Some Paintings


Richard Harry





Elucidating and coming to know the meaning and purpose of my paintings presents something of a paradox. Primarily, I prefer to provide my creative offspring the respect, dignity, and space to communicate their meanings, narratives, and secrets for themselves. In trying to speak on their behalf, I feel like I diminish them. I'm not comfortable with creating a box around their fundamental ineffability and mystery. Artworks acquire distinct and ever-evolving existences of their own, intertwining with others’ internal realms, worlds beyond my purview, none of my business. Nonetheless, these pieces and the process which has brought them about undoubtedly hold personal significance and representation. This discourse and conversation are ongoing within me.


My impetus to create stems from an imperative to externalise and give form to intense, visceral, and emotional experiences that have long accompanied me. Labelled as angst, relational trauma, existential or separation anxiety, or perhaps, even primordial rage, these terms now seem less pertinent. Rather, these encounters have become familiar companions. The art reveals the nature of these actions and reactions.


The act of creation often resembles a tapestry woven from strands of raw emotion and affect. It is an embodied and alchemical endeavour, encompassing flesh, decay, ash, sinew, and fervour, a blaze within. Painting provides an outlet for this tightly coiled, deeply buried energy to unravel and be liberated. In the face of linguistic inadequacies and being lost for words, brush strokes emerge as conduits for authentic communication with this facet of my being and experience.

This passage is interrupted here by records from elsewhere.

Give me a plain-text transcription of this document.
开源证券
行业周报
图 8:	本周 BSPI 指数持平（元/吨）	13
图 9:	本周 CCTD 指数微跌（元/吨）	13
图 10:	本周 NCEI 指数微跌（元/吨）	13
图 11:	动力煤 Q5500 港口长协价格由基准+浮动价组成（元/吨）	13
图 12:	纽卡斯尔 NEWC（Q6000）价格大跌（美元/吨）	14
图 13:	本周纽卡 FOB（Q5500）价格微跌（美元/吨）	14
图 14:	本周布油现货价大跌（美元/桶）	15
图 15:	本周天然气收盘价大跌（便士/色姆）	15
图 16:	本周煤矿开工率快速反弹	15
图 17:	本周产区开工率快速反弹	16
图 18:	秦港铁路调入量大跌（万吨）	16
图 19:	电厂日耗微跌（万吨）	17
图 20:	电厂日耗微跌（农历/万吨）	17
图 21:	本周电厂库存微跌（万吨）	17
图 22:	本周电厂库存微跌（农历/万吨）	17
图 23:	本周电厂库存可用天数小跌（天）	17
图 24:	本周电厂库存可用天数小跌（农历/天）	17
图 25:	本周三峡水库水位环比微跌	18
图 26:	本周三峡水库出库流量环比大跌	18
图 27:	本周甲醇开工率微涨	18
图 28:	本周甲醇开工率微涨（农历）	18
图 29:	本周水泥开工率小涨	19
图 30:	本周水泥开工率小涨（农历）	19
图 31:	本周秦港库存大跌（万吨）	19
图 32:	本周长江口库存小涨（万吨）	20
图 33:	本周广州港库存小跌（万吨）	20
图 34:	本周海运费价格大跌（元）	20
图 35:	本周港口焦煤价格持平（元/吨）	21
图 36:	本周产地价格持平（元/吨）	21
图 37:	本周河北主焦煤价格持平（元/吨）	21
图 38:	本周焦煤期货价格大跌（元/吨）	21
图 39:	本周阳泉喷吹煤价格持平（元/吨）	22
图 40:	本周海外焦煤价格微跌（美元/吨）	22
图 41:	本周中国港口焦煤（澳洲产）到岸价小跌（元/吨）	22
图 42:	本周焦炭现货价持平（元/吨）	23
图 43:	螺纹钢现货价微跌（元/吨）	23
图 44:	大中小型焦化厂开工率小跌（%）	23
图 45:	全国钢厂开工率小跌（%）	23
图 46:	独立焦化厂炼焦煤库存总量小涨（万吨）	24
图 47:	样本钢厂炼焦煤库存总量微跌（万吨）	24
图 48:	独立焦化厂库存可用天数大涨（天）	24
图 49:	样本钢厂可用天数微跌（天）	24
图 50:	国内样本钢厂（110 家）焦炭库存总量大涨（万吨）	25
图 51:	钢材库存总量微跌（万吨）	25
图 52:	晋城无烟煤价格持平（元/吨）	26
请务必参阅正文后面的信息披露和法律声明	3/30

Within my work, chaos and frenetic yet often tender energy co-exist alongside a compulsive rhythm, reflecting both the final pieces and the creative process itself. Patterning is a fundamental part of my approach, with each layer constructed from interweaving arrangements, fostering a soothing, ritualistic, and hypnotic rhythm. This practice serves as a haven and space of worship for the obsessive and its underlying archetype, allowing them unbridled expression. This practice steers my inner realm away from potentially destructive outlets.


Engaging with these profound and intense psychological and affective experiences through artistic creation has fostered a deeper connection with this facet of my humanity. Once seen as dreaded and oppressive sensations—both a curse and burden—these feelings have been endowed with form, texture, mystery, purpose, and aesthetic reverence. This transformation grants them resolve and meaning beyond my personal narrative, offering the possibility of accessing a larger collective suffering.


The transformative potential of the creating through painting in transmuting neurosis and emotional debris into vessels of human and spiritual significance captivates me. Putting paint to canvas unveils the secret and latent purpose of pain and neurosis, transforming them into tender offerings for the world. Viewers are invited into the maker’s psychological and spiritual sphere, engendering an intimate exchange. In these moments, there is a fleeting sense of shared human experience, bridging isolation within the raw tapestry of existence.


Amidst chaos and harmony, these pieces engage in a dialogue. Among the unravelling and intuition’s pursuit, tumult finds reprieve in stillness. This harmony and meaning move through me, interweaving and embracing even as decay advances.


The experience of watching some other part of me mysteriously make decisions and solve complex and seemingly unsolvable visual problems, to somehow know the way home with a given painting, inspires awe. The Daimon important to Jungian and existential psychology has been helpful in making sense of all this mess. It feels as though this inner spirit or Daimon has a sole purpose of giving expression to its own unique image and being. It wants to be known and seen.